Lastly, we need to connect this with other cases, whether it’s people on death row or people killed by police. Trayvon’s case shows that this not an apathetic country when it comes to racist murders. 

At a recent panel that the CEDP cosponsored, called “Trayvon ­Martin and the Fight Against the New Jim Crow,” your friend, Dr. John Carlos, sent along an inspiring solidarity statement about the fight in 1968 and its links to today. What lessons can we learn from previous struggles about how to fight injustice today?

The main lesson, which harkens back to John Carlos’ own story, is that we need an independent movement modeled on the Civil Rights and Black Power movements. It has to be independent, not a struggle that throws its weight behind the two political parties.

John Carlos risked his life for this movement. When the ’70s came, he found himself really alone because so much energy was transferred from grassroots organizing to electing Democrats who didn’t deal with the issues he was bringing up that are connected to real freedom and equality.
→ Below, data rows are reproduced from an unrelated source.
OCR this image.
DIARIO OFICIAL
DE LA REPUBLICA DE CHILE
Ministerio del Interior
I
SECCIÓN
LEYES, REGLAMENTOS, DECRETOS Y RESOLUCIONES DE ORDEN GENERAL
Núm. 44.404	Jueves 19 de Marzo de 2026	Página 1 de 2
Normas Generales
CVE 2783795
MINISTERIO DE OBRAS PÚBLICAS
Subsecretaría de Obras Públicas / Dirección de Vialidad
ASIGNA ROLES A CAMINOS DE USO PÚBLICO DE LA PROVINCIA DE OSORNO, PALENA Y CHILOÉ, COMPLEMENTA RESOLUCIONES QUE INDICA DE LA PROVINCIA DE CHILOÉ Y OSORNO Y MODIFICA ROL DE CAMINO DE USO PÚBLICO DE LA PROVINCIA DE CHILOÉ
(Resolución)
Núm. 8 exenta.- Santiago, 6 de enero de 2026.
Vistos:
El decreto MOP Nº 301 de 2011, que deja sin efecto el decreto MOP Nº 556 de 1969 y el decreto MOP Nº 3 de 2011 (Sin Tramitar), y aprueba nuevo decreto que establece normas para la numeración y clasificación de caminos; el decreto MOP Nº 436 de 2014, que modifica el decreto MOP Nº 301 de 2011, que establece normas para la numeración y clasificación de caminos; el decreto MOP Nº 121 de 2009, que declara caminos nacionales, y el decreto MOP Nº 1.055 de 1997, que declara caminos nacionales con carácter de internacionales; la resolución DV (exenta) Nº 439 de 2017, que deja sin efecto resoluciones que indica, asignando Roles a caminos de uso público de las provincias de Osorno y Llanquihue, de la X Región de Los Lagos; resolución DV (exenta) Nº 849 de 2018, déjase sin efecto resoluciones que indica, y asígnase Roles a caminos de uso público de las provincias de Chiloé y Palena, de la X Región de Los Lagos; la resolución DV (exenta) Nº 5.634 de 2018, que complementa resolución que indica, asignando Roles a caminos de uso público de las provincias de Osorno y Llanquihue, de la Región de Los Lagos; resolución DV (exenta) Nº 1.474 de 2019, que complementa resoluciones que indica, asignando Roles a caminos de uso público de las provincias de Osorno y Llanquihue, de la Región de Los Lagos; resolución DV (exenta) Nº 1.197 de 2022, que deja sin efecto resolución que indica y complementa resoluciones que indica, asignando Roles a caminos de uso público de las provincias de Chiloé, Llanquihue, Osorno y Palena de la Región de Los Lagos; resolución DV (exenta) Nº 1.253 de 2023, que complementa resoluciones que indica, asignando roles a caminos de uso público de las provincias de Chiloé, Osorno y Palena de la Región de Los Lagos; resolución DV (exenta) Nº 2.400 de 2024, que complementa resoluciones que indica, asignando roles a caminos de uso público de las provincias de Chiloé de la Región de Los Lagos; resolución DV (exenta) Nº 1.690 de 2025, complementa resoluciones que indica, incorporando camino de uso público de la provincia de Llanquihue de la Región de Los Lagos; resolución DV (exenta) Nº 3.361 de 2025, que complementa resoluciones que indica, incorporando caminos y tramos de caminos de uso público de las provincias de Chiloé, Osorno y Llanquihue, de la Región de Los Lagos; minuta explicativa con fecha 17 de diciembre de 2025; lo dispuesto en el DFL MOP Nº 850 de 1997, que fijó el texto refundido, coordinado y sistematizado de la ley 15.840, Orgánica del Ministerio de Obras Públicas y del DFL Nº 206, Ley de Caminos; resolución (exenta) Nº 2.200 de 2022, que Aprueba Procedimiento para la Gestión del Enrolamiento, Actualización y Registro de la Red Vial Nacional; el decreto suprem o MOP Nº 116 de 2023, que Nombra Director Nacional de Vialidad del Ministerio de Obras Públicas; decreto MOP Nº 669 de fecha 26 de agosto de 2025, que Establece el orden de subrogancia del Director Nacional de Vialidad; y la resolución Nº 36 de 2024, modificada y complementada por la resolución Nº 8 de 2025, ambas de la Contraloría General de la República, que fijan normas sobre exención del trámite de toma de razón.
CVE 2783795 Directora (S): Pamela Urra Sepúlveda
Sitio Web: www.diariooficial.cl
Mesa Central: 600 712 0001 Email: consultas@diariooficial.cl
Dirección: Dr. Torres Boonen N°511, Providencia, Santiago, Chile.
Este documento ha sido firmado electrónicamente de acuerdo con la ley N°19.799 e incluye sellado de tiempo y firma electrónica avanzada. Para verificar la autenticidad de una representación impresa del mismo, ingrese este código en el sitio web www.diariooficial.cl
The struggle was about future generations being born and able to live according to their own personal potential, not by the dictates of institutional racism. These institutions have to be fought directly. They don’t change on their own.

Death sentences are declining and now Connecticut has become the 17th state without the death penalty. Michelle Alexander’s book The New Jim Crow has brought up so many issues beyond the death penalty that are huge problems in the prison ­system. What role do you think grassroots organizing can play in both abolishing the death penalty, but also taking on the racism of the entire prison system? 

I’ve been a member of the CEDP since the day it started. I joined as a college student in the mid-1990s. I’ve always understood that the CEDP is an organization that believes in justice for those behind bars. We’ve attacked the death penalty as being the bloodiest edge of an entire system that is messed up. 

The death penalty movement is also a movement that challenges the New Jim Crow. As Michelle Alexander makes clear in her brilliant book, challenging the New Jim Crow is about challenging the prison system and its priorities. As smoothly as a hand slides into a glove, the CEDP can be an organization that stands against the new Jim Crow and takes fighting the New Jim Crow as part of our struggle moving forward.

Why did you become a sustainer?

I became a monthly sustainer because when I thought about what kind of organizations I wanted to sustain and see grow, the CEDP was at the top of that list.

Movements are not built out of thin air. They’re built because of real organizations that can mobilize people who want to get into the streets and make change. I’m so impressed with the work of the CEDP over the years: The New Abolitionist, the fight against the New Jim Crow, the connections that have been made with people behind bars. My only complaint about the Campaign is that it’s not big enough.

We need more people, a bigger infrastructure and more funds. Money is the lifeblood of an organization in a concrete way—you have to have money for copies. If I could contribute my money in any small way, it’s something I’m happy to do.